Anderen Organisationen fällt es unterdessen nicht so leicht, Zahlen über die Religionszugehörigkeit ihrer Mitarbeiter zu kommunizieren. Der Wiener Krankenanstaltenverbund (KAV) beschäftigt rund 12.000 Pflegekräfte in der Hauptstadt und ist damit einer der größten Arbeitgeber im Pflegebereich. Man erhebe die Religionszugehörigkeit nicht, sagt Nani Kauer, die Leiterin der Unternehmenskommunikation des KAV. Bei der großen Anzahl an Mitarbeitern und Mitarbeiterinnen sei die Wahrscheinlichkeit schon rein statistisch sehr hoch, dass darunter Angehörige aller großen Religionen sind.
"Offensichtlich", "selbstverständlich", aber keine Zahlen
"Religion ist bei uns kein Einstellungskriterium, sondern die fachliche Eignung", erklärt auch Martina Goetz vom Wiener Hilfswerk. Mit genauen Zahlen kann sie deswegen nicht dienen, aber "selbstverständlich" würden in ihrer Organisation muslimische Pflegekräfte arbeiten. "Wir haben eine große Vielfalt an Mitarbeitern, darunter viele mit türkischem, bosnischem oder arabischem Migrationshintergrund", sagt Goetz. Man biete sogar Betreuung in der Muttersprache an, da es vor allem bei Demenzpatienten zu einem Verlust der gelernten Sprache kommen kann.
"Dass Norbert Hofer keine muslimischen Pflegekräfte kennt, kann ich mir schon vorstellen." – Für Melanie Rami von der Volkshilfe Österreich ist aber "offensichtlich, dass das ein Blödsinn ist.
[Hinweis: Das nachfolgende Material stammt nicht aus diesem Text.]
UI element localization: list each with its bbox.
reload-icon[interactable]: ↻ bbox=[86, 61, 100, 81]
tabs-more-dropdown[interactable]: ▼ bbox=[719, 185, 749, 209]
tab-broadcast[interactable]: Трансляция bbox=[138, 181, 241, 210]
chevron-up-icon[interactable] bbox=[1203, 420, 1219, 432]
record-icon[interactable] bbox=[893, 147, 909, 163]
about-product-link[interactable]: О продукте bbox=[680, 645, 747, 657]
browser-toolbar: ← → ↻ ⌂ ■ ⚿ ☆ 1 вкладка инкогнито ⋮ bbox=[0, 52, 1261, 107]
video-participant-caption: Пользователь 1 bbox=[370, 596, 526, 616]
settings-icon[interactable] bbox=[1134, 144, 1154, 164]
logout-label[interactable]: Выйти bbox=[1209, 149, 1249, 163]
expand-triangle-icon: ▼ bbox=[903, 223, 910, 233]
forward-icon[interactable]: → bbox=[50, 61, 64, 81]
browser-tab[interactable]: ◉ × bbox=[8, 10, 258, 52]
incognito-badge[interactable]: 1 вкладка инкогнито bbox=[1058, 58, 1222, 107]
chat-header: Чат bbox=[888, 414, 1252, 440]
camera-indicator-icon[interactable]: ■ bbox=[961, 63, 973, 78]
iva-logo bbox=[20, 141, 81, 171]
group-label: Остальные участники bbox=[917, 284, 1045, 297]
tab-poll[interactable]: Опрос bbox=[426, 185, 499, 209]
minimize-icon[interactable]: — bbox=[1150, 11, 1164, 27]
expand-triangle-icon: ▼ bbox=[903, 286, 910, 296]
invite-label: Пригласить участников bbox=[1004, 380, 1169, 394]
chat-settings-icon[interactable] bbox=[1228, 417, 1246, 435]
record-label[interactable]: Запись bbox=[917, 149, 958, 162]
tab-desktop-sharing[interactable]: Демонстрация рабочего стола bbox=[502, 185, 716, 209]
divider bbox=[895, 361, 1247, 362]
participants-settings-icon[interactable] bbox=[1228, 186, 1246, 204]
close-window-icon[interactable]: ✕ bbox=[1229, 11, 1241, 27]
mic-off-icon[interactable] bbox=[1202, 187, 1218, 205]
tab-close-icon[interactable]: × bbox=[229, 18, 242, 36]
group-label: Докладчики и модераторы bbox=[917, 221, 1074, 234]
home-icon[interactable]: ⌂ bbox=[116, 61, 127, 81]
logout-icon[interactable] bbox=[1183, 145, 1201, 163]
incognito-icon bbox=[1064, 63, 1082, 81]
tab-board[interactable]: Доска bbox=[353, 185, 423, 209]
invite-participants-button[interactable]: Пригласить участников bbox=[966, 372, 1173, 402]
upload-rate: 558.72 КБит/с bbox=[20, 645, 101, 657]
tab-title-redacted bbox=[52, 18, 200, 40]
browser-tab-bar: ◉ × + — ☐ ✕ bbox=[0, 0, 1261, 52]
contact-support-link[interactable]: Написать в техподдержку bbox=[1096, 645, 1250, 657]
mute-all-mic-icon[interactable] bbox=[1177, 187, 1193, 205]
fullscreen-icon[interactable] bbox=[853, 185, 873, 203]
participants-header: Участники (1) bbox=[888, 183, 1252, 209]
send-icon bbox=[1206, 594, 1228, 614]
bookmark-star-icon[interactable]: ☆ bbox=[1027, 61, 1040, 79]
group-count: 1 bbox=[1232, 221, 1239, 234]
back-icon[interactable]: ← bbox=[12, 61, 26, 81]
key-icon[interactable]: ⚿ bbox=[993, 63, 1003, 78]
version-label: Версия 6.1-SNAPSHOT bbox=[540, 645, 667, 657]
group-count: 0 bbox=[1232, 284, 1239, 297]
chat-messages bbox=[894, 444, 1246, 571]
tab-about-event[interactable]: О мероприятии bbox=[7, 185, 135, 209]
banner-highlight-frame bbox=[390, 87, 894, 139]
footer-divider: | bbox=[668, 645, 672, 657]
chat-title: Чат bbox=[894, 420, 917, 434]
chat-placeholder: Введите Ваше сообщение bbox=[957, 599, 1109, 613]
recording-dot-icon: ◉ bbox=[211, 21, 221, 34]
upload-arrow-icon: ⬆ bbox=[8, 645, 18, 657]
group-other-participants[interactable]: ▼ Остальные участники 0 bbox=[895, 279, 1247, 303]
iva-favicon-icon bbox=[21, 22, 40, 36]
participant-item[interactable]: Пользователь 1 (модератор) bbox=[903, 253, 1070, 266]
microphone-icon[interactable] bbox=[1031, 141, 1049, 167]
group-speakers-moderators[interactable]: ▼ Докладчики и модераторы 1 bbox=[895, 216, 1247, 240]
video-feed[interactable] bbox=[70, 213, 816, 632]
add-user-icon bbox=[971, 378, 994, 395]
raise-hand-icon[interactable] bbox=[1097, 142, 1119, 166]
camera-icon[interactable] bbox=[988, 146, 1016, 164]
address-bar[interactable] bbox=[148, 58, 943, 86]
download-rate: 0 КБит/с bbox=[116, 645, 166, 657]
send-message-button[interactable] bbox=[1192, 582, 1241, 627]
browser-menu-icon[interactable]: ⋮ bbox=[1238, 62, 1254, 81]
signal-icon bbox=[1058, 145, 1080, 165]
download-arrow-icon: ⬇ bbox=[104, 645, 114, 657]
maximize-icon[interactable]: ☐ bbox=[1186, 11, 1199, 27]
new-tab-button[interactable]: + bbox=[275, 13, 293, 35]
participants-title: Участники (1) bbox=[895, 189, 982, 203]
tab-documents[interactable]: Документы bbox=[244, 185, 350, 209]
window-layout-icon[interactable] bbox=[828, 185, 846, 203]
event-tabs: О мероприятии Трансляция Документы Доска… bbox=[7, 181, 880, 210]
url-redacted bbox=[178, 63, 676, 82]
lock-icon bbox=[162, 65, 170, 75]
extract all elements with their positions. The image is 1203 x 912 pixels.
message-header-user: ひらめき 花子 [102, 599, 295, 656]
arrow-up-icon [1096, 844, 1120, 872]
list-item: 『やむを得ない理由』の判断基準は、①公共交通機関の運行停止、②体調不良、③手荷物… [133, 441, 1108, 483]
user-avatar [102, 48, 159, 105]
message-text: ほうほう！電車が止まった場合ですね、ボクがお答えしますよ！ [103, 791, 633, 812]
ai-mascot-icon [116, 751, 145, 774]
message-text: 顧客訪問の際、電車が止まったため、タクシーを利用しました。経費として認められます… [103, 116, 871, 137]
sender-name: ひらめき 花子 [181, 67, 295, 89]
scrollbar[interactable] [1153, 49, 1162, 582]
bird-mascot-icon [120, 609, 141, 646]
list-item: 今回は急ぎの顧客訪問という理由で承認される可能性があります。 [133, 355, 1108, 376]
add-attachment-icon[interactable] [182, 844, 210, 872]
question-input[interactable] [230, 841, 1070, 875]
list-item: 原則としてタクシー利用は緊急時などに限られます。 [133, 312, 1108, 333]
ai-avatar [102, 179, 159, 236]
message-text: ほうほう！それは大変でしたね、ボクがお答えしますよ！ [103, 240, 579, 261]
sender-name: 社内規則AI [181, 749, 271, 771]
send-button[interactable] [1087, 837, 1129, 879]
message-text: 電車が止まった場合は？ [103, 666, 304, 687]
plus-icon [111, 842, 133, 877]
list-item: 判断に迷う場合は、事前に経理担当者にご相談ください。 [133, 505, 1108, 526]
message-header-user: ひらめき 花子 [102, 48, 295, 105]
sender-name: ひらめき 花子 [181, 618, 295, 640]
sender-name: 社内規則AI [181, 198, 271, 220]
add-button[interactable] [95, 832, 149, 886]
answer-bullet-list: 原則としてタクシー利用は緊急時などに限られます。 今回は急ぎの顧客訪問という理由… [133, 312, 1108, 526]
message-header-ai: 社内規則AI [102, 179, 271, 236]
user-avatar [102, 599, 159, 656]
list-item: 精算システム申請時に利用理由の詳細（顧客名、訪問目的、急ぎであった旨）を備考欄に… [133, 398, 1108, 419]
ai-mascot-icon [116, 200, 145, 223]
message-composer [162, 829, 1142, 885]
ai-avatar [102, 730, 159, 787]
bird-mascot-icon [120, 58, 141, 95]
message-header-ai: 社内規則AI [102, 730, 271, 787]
Da muss man ja nur in ein Krankenhaus schauen". Allerdings frage man auch bei der Volkshilfe bei der Einstellung nicht nach dem Glaubensbekenntnis und erhebe solche Daten auch später nicht.
Thomas Marecek vom Österreichischen Roten Kreuz konnte auf kurier.at-Anfrage "definitiv bestätigen, dass das Rote Kreuz Pflegekräfte mit muslimischem Glauben beschäftigt". "Wir erheben die Religionszugehörigkeit unserer Mitarbeiter und Mitarbeiterinnen nicht, weil sie auch nichts über die Eignung als Pflegekraft aussagt", erklärte Marecek.
Ausständig sind noch die österreichweiten Zahlen der Caritas, in Wien sind – wie berichtet – 130 Pfleger und Pflegerinnen muslimischen Glaubens im Einsatz.
Anmerkung der Redaktion: In einer älteren Version dieses Artikels war eine Stellungnahme des Roten Kreuzes noch ausständig. Diese wurde nun ergänzt.